CF1336E2 Chiori and Doll Picking (hard version)

This is the hard version of the problem. The only difference between easy and hard versions is the constraint of $ m $ . You can make hacks only if both versions are solved. Chiori loves dolls and now she is going to decorate her bedroom! As a doll collector, Chiori has got $ n $ dolls. The $ i $ -th doll has a non-negative integer value $ a_i $ ( $ a_i < 2^m $ , $ m $ is given). Chiori wants to pick some (maybe zero) dolls for the decoration, so there are $ 2^n $ different picking ways. Let $ x $ be the bitwise-xor-sum of values of dolls Chiori picks (in case Chiori picks no dolls $ x = 0 $ ). The value of this picking way is equal to the number of $ 1 $ -bits in the binary representation of $ x $ . More formally, it is also equal to the number of indices $ 0 \leq i < m $ , such that $ \left\lfloor \frac{x}{2^i} \right\rfloor $ is odd. Tell her the number of picking ways with value $ i $ for each integer $ i $ from $ 0 $ to $ m $ . Due to the answers can be very huge, print them by modulo $ 998\,244\,353 $ .

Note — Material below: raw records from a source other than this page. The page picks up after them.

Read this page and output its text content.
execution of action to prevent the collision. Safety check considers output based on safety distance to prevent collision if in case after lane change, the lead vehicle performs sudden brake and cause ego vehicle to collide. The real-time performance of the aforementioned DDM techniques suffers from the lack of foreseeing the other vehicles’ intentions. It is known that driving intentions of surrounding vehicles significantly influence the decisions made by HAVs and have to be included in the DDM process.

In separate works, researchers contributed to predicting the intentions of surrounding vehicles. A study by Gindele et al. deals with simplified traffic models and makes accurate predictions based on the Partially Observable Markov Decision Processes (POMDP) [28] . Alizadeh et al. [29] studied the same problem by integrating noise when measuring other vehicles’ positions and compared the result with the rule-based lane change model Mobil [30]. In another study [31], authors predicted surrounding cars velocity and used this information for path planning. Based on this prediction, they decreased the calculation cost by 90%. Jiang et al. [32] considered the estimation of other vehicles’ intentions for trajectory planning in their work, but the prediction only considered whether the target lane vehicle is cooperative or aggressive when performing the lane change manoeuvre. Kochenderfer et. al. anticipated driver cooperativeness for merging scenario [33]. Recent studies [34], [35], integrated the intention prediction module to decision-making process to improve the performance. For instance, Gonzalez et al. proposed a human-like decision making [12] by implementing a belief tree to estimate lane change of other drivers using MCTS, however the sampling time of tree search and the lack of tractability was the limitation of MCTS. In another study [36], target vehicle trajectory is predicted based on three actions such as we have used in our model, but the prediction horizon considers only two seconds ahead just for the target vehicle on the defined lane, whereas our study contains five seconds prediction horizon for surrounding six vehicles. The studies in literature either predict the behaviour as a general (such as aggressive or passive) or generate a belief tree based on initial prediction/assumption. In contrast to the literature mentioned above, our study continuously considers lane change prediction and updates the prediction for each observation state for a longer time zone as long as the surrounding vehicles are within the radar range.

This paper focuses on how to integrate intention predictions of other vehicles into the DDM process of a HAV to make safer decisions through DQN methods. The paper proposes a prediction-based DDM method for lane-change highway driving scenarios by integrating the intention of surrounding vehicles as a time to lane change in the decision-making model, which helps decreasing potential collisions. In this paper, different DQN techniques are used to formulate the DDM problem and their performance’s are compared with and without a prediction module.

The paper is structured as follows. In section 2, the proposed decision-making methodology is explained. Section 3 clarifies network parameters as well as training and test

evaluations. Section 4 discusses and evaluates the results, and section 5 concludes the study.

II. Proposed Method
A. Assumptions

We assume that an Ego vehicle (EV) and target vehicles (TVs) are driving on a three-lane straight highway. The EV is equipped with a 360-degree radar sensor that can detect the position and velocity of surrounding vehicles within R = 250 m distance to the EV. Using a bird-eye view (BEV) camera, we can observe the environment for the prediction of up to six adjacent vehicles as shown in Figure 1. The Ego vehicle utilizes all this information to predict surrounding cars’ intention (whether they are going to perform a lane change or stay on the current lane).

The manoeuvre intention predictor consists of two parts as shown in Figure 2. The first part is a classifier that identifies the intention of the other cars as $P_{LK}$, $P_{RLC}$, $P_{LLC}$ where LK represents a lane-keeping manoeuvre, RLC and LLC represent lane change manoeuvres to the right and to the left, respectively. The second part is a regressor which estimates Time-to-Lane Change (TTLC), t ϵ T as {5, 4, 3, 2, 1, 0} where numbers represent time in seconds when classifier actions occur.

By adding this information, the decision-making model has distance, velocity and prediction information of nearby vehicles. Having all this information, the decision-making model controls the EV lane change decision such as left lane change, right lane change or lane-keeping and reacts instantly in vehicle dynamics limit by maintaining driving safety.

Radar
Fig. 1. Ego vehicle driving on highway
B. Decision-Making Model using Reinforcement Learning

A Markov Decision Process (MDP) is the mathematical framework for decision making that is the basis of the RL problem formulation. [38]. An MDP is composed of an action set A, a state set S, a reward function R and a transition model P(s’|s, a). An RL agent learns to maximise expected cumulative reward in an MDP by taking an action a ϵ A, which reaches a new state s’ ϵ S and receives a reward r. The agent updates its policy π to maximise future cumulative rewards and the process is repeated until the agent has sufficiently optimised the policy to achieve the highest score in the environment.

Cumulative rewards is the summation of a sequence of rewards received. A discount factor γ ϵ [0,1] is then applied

The first line contains two integers $ n $ and $ m $ ( $ 1 \le n \le 2 \cdot 10^5 $ , $ 0 \le m \le 53 $ ) — the number of dolls and the maximum value of the picking way. The second line contains $ n $ integers $ a_1, a_2, \ldots, a_n $ ( $ 0 \le a_i < 2^m $ ) — the values of dolls.

Print $ m+1 $ integers $ p_0, p_1, \ldots, p_m $ — $ p_i $ is equal to the number of picking ways with value $ i $ by modulo $ 998\,244\,353 $ .